Domino’s aveva azzannato il mercato italiano, complicatissimo, basti pensare alle fortune alterne di Starbucks, grazie a un accordo di franchising con ePizza SpA. Pur affermando di voler «rispettare la tradizione», ha offerto sin dal principio una logica squisitamente a stelle e strisce. Con topping ambiziosi, come l’ananas appunto. Nella speranza, quantomeno, di conquistare una fetta di gioventù.

L’espansione, dicevamo, è stata frenata dalla capacità, da parte dei pizzaioli tradizionali, di aumentare le consegne a domicilio o, ancora, di stringere accordi con terze parti. Pensiamo a Glovo, JustEat, Deliveroo e via discorrendo.

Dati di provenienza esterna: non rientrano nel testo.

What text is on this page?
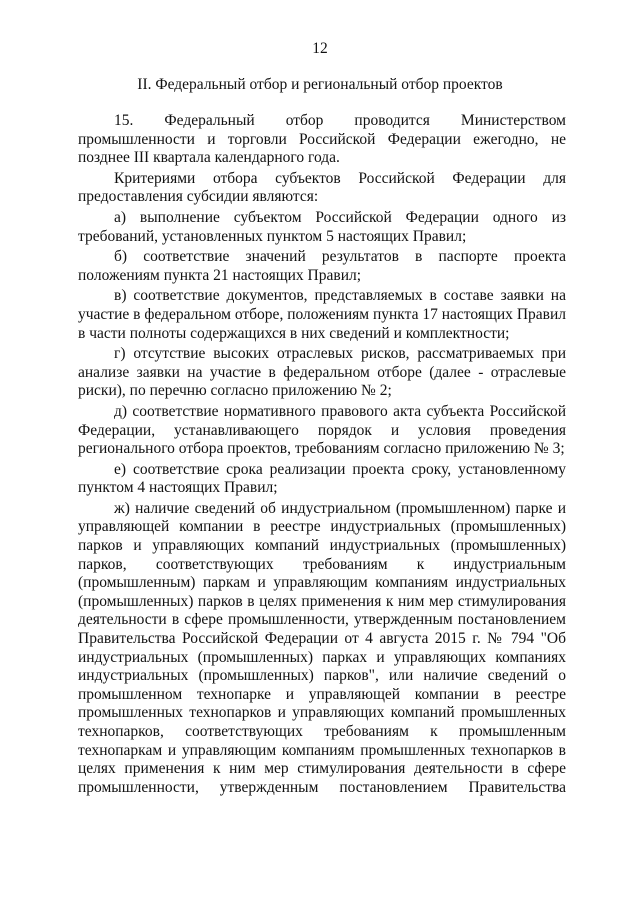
12
II. Федеральный отбор и региональный отбор проектов

15. Федеральный отбор проводится Министерством промышленности и торговли Российской Федерации ежегодно, не позднее III квартала календарного года.

Критериями отбора субъектов Российской Федерации для предоставления субсидии являются:

а) выполнение субъектом Российской Федерации одного из требований, установленных пунктом 5 настоящих Правил;

б) соответствие значений результатов в паспорте проекта положениям пункта 21 настоящих Правил;

в) соответствие документов, представляемых в составе заявки на участие в федеральном отборе, положениям пункта 17 настоящих Правил в части полноты содержащихся в них сведений и комплектности;

г) отсутствие высоких отраслевых рисков, рассматриваемых при анализе заявки на участие в федеральном отборе (далее - отраслевые риски), по перечню согласно приложению № 2;

д) соответствие нормативного правового акта субъекта Российской Федерации, устанавливающего порядок и условия проведения регионального отбора проектов, требованиям согласно приложению № 3;

е) соответствие срока реализации проекта сроку, установленному пунктом 4 настоящих Правил;

ж) наличие сведений об индустриальном (промышленном) парке и управляющей компании в реестре индустриальных (промышленных) парков и управляющих компаний индустриальных (промышленных) парков, соответствующих требованиям к индустриальным (промышленным) паркам и управляющим компаниям индустриальных (промышленных) парков в целях применения к ним мер стимулирования деятельности в сфере промышленности, утвержденным постановлением Правительства Российской Федерации от 4 августа 2015 г. № 794 "Об индустриальных (промышленных) парках и управляющих компаниях индустриальных (промышленных) парков", или наличие сведений о промышленном технопарке и управляющей компании в реестре промышленных технопарков и управляющих компаний промышленных технопарков, соответствующих требованиям к промышленным технопаркам и управляющим компаниям промышленных технопарков в целях применения к ним мер стимулирования деятельности в сфере промышленности, утвержденным постановлением Правительства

In un rapporto che accompagnava i risultati, scarsi, del quarto trimestre 2021, ePizza sottolineava proprio «la concorrenza nel mercato delle consegne di cibo» oltre al ritorno, fisico, dei clienti nei ristoranti. Domino’s, d’altronde, aveva già ridotto le operazioni da tempo. Lo scorso 29 luglio ha smesso di offrire servizi tramite il suo sito web.

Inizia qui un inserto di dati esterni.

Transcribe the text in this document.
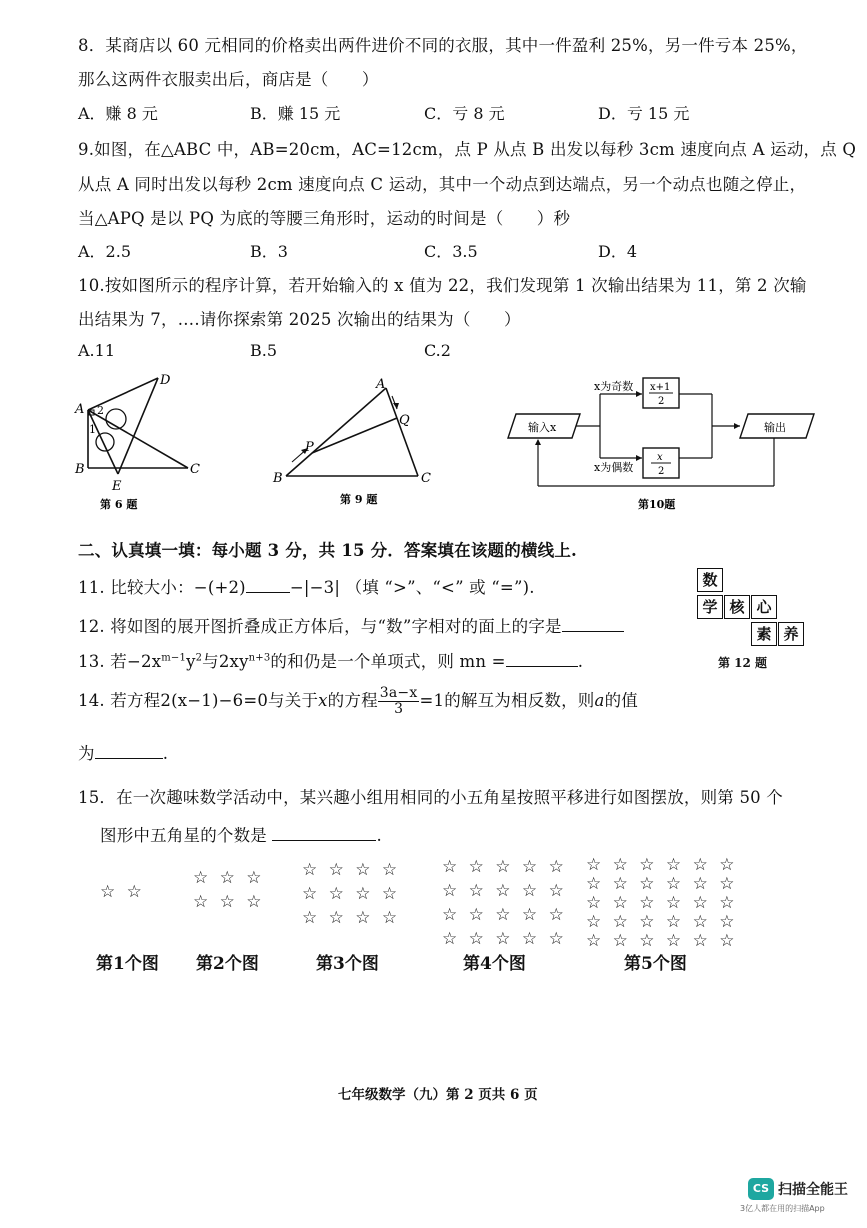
8．某商店以 60 元相同的价格卖出两件进价不同的衣服，其中一件盈利 25%，另一件亏本 25%，
那么这两件衣服卖出后，商店是（　　）
A．赚 8 元	B．赚 15 元	C．亏 8 元	D．亏 15 元
9.如图，在△ABC 中，AB=20cm，AC=12cm，点 P 从点 B 出发以每秒 3cm 速度向点 A 运动，点 Q
从点 A 同时出发以每秒 2cm 速度向点 C 运动，其中一个动点到达端点，另一个动点也随之停止，
当△APQ 是以 PQ 为底的等腰三角形时，运动的时间是（　　）秒
A．2.5	B．3	C．3.5	D．4
10.按如图所示的程序计算，若开始输入的 x 值为 22，我们发现第 1 次输出结果为 11，第 2 次输
出结果为 7，….请你探索第 2025 次输出的结果为（　　）
A.11	B.5	C.2
A
B	C
D
E
1
2
第 6 题
A
B	C
P
Q
第 9 题
输入x
x为奇数
x为偶数
x+1
2
x
2
输出
第10题
二、认真填一填：每小题 3 分，共 15 分．答案填在该题的横线上.
11. 比较大小：−(+2)	−|−3| （填 “>”、“<” 或 “=”).
12. 将如图的展开图折叠成正方体后，与“数”字相对的面上的字是
数
学 核 心
素 养
第 12 题
13. 若$-2x^{m-1}y^2$与$2xy^{n+3}$的和仍是一个单项式，则 mn =	.
14. 若方程2(x−1)−6=0与关于x的方程 $\frac{3a-x}{3} =1$的解互为相反数，则a的值
为	.
15．在一次趣味数学活动中，某兴趣小组用相同的小五角星按照平移进行如图摆放，则第 50 个
图形中五角星的个数是	.
☆ ☆
☆ ☆ ☆
☆ ☆ ☆
☆ ☆ ☆ ☆
☆ ☆ ☆ ☆
☆ ☆ ☆ ☆
☆ ☆ ☆ ☆ ☆
☆ ☆ ☆ ☆ ☆
☆ ☆ ☆ ☆ ☆
☆ ☆ ☆ ☆ ☆
☆ ☆ ☆ ☆ ☆ ☆
☆ ☆ ☆ ☆ ☆ ☆
☆ ☆ ☆ ☆ ☆ ☆
☆ ☆ ☆ ☆ ☆ ☆
☆ ☆ ☆ ☆ ☆ ☆
第1个图 第2个图	第3个图	第4个图	第5个图
七年级数学（九）第 2 页共 6 页
CS 扫描全能王
3亿人都在用的扫描App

Soffre pure il Regno Unito

Se è vero che il business, rispetto ai citati piani bellicosi del 2015, dall’esterno assomigliava al classico morto che cammina, è altrettanto vero che le chiusure hanno sorpreso non pochi clienti. I quali, sui canali social dell’azienda, hanno chiesto come mai le loro chiamate e i loro ordini non andassero a buon fine o, ancora, come mai il punto vendita sotto casa avesse chiuso dall’oggi al domani.

Nel bailamme generale, lo scorso aprile un tribunale di Milano aveva concesso all’azienda una protezione contro i creditori per 90 giorni. Le misure, che fra le altre cose impedivano agli istituti di credito di esigere il rimborso del debito o il sequestro dei beni aziendali, sono tuttavia scadute lo scorso 1. luglio. Secondo gli ultimi rapporti annuali certificati, ePizza SpA lamentava debiti per 10,6 milioni di euro alla fine del 2020. Dev’essere che la pizza con l’ananas non piaceva così tanto, non quanto auspicava Domino’s. Che, ora, ha ingoiato un boccone amaro. Anzi, amarissimo.

Detto dell’Italia, le cose non vanno benissimo anche nel Regno Unito, dove Domino’s recentemente ha accusato un calo dei profitti del 16%. Il motivo? L’aumento del costo degli ingredienti.